Dequantized input: After column transforms: Final (+ 32) >> 6:
[ 96 0 -16 0 ] [ 80 0 -8 0 ] [ 1 0 -1 0 ]
[-16 0 0 0 ] --> [ 88 0 -16 0 ] --> [ 1 0 0 0 ]
[ 0 0 0 0 ] [104 0 -16 0 ] [ 1 0 0 0 ]
[ 0 0 0 0 ] [112 0 -8 0 ] [ 2 0 0 0 ]
Used for I_8x8 macroblocks. The 8-point butterfly splits into a 4-element
even part (from x[0], x[2], x[4], x[6]) and a 4-element odd part (from
x[1], x[3], x[5], x[7]) with >>1 and >>2 shifts:
Even: Odd:
a0 = p0 + p4 a0 = -p3 + p5 - p7 - (p7>>1)
a1 = p0 - p4 a1 = p1 + p7 - p3 - (p3>>1)
a2 = p6 - (p2>>1) a2 = -p1 + p7 + p5 + (p5>>1)
a3 = p2 + (p6>>1) a3 = p3 + p5 + p1 + (p1>>1)
b_even: b0=a0+a3, b2=a1-a2 b_odd: b1=a0+(a3>>2), b3=a1+(a2>>2)
b4=a1+a2, b6=a0-a3 b5=a2-(a1>>2), b7=a3-(a0>>2)

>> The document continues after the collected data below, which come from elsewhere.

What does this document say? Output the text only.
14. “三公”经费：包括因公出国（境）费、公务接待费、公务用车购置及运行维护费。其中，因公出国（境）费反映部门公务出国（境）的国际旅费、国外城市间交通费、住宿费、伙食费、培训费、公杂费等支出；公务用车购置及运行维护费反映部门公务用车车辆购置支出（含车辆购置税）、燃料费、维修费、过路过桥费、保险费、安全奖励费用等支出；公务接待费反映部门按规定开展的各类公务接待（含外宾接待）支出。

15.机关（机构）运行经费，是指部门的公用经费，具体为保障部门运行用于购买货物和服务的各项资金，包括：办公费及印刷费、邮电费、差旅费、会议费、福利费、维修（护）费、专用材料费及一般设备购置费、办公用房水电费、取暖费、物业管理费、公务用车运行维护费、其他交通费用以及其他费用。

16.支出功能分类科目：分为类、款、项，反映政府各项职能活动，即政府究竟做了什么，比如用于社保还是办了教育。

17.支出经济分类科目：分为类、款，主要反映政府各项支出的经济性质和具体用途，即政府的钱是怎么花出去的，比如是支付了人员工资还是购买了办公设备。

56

Output: [b0+b7, b2-b5, b4+b3, b6+b1, b6-b1, b4-b3, b2+b5, b0-b7]
Pass order matters. 8x8 applies rows first, then columns (matching JM's
inverse8x8()). 4x4 applies columns first, then rows. Reversing produces
off-by-one errors from integer right-shift rounding.
flowchart TD
subgraph "I_16x16 Luma DC"
DC16["16 DC values (4x4)"] --> HAD4["hadamard_4x4"]
HAD4 --> DQDC["dequant_dc_4x4"]
end
subgraph "Chroma DC (4:2:0)"
DC2["4 DC values (2x2)"] --> HAD2["hadamard_2x2"]
HAD2 --> DQDC2["dequant_dc_2x2"]
end
The Hadamard matrix is self-inverse up to scaling:
4x4: H = [ 1 1 1 1 ] 2x2: H = [ 1 1 ]
[ 1 1 -1 -1 ] [ 1 -1 ]
[ 1 -1 -1 1 ]
[ 1 -1 1 -1 ] Apply twice: H(H*X*H^T)H^T = N*X
Normalization is absorbed by the DC dequantization functions, not the transform itself.
| File | Description |
|---|---|
idct_4x4.py |
4x4 IDCT, Hadamard 4x4/2x2, DC block pipelines, forward transform |
idct_8x8.py |
8x8 IDCT (High profile), 8-point butterfly, zigzag/field scan tables |
hadamard.py |
get_chroma_dc_dimensions(chroma_format_idc) -- returns (W, H) |
transform_size.py |
supports_8x8_chroma predicate for 4:4:4 + transform_8x8 |
from transform import idct_4x4, idct_8x8, hadamard_4x4, hadamard_2x2
residual_4x4 = idct_4x4(dequantized_coeffs) # (4,4) int32
residual_8x8 = idct_8x8(dequantized_coeffs) # (8,8) int32
dc_luma = hadamard_4x4(dc_block) # (4,4) int32
dc_chroma = hadamard_2x2(dc_block) # (2,2) int32
# Full DC pipelines (Hadamard + dequant combined):
process_dc_block_i16x16(dc_coeffs, qp=28)
process_dc_block_chroma(dc_coeffs, qp=25)- Normalization
(result + 32) >> 6provides rounding division by 64. The+32gives round-to-nearest instead of truncation. forward_4x4andforward_8x8exist for round-trip testing only.